In response to the growing demand for high-quality video streaming, particularly in the realm of HTTP adaptive video streaming (HAS), notably Dynamic Adaptive Streaming over HTTP (DASH), the expectations of users have risen significantly. Meeting these Quality-of-Experience (QoE) requirements while navigating often congested network infrastructures presents a considerable challenge for content providers. Unlike conventional single-server DASH approaches, this research introduces Distributed Queuing theory for DASH (DQ-DASH). DQ-DASH leverages the simultaneous use of multiple servers for segment downloads, with the primary objective of enhancing quality stability, fault tolerance, and fairness in QoE.

The Problem
Traditional single-server DASH setups can result in unequal QoE experiences when clients share different servers or encounter bottlenecks within the network. Existing solutions that harness multiple servers often rely on server-side support or intricate network modifications. DQ-DASH, on the other hand, seeks to tackle these issues through a client-driven and distributed methodology.

The Solution
DQ-DASH adopts a bitrate selection algorithm grounded in Mx/D/1/K queuing theory. This algorithm takes into account throughput from multiple servers, current buffer occupancy, and the total buffer capacity. The ultimate aim is to elevate QoE, sustain video quality stability, and ensure equitable quality distribution by harnessing the capabilities of multiple servers in parallel.

Key Contributions
This research demonstrates several noteworthy contributions:

  • DQ-DASH aligns seamlessly with DASH ISO/IEC standards, eliminating the need for custom video codecs or server-side API alterations. All servers function as stateless HTTP storage servers.
  • DQ-DASH exhibits the potential for up to a 33% enhancement in QoE, with minimal variations among clients in comparison to sequential single-server downloads.
  • DQ-DASH proves robust against server bottlenecks and variable network conditions, requiring only one additional segment download to verify server status in bottleneck scenarios.
  • The study conducts an in-depth analysis of the interplay between segment duration, the number of servers, and maximum buffer capacity, offering valuable insights for optimal performance.
  • DQ-DASH consistently outperforms both sequential single-server DASH and CDN-based load balancing rules across various experimental scenarios.
  • Real-world testing employing a distributed DASH dataset validates the effectiveness of DQ-DASH.
  • DQ-DASH demonstrates scalability through successful testing involving 100 clients sharing four servers in parallel across various network configurations.

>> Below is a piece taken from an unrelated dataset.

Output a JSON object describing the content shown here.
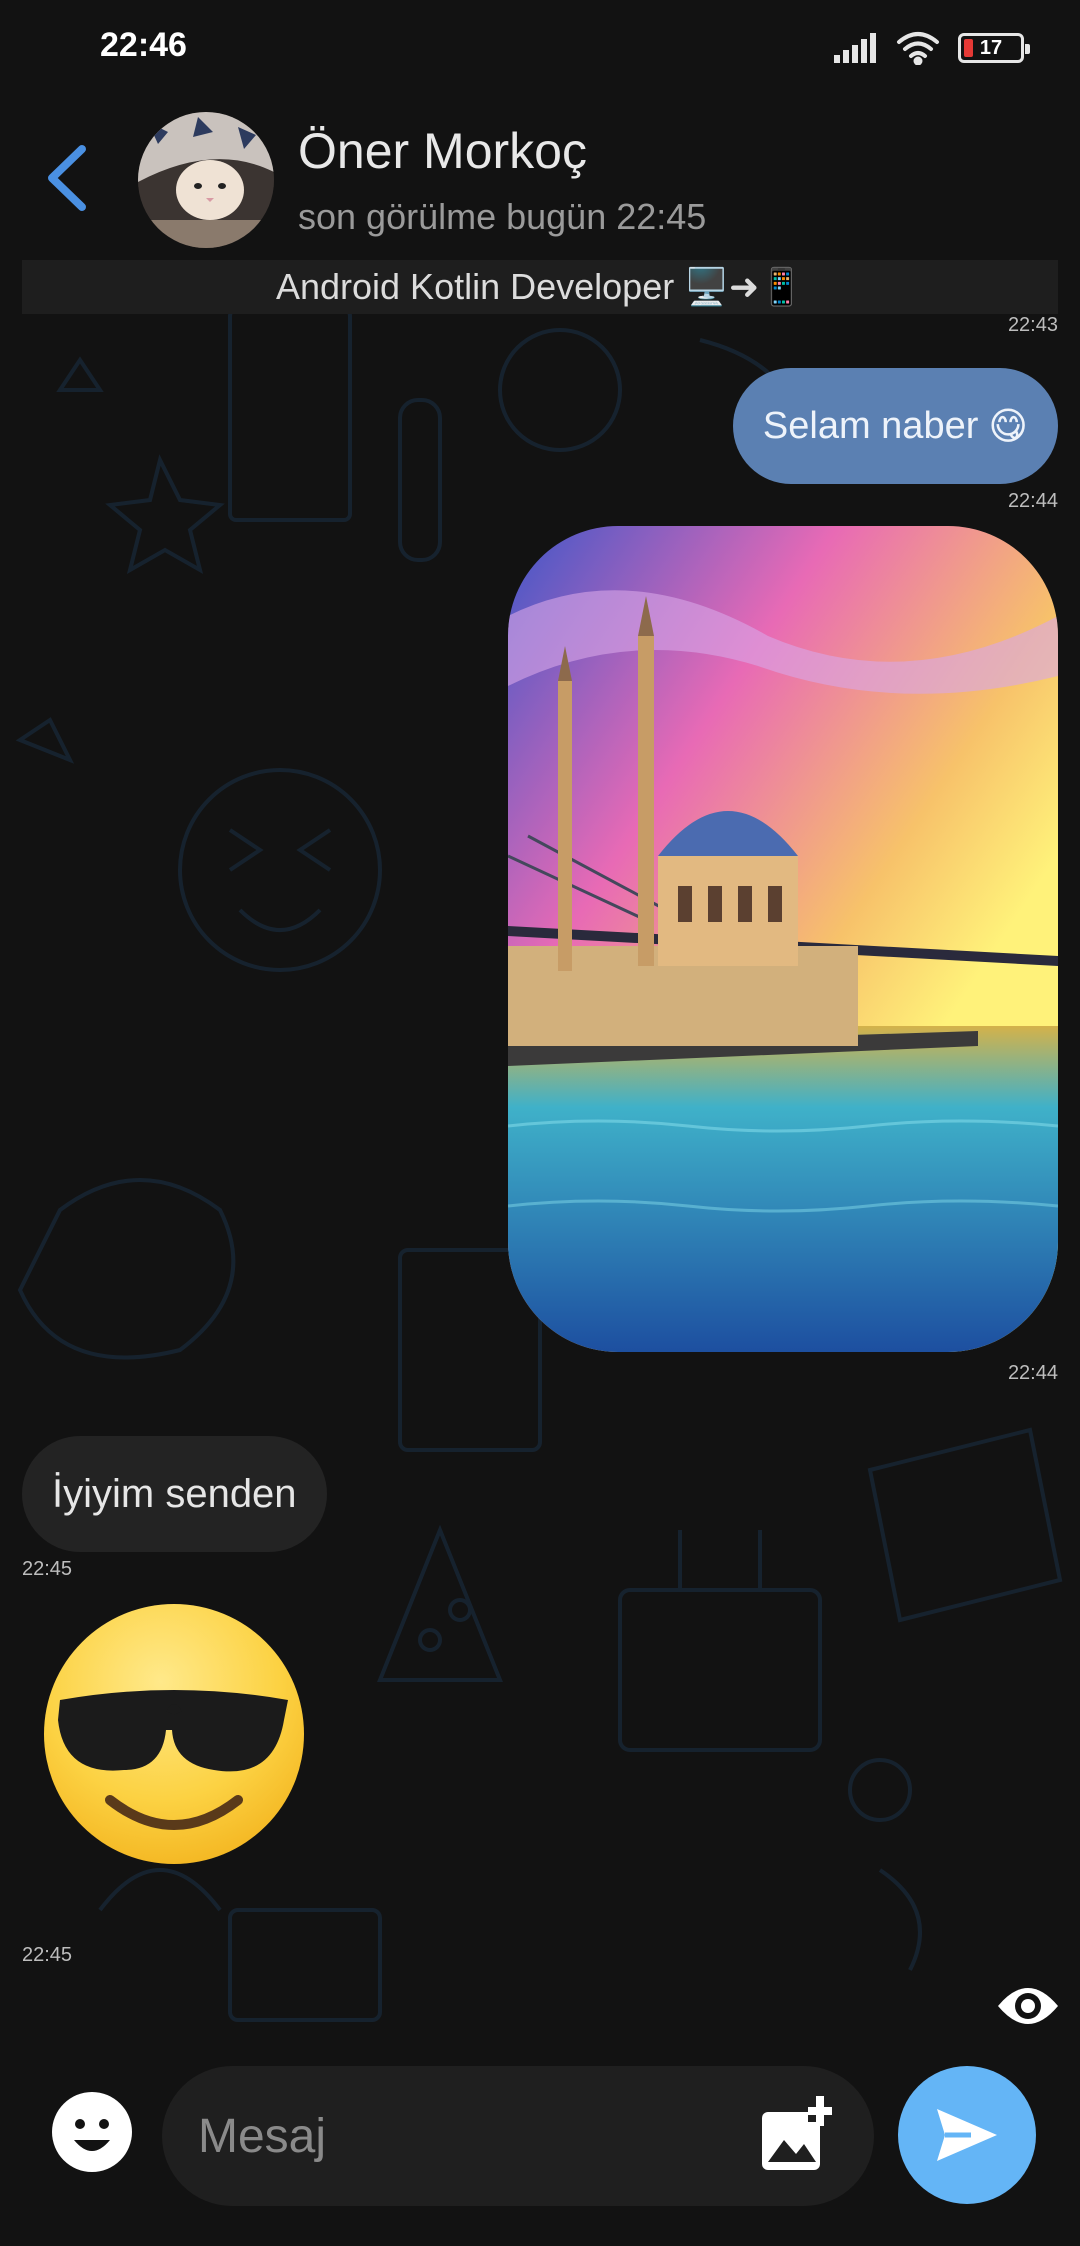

DQ-DASH emerges as a promising solution to the challenges encountered by single-server DASH and existing load balancing rules. By leveraging queuing theory and a distributed approach, DQ-DASH enhances video streaming performance, ensuring fairness and robustness in QoE. These findings pave the way for improved video delivery, even within bandwidth-constrained environments, positioning DQ-DASH as a valuable addition to the ever-evolving landscape of adaptive video streaming technologies.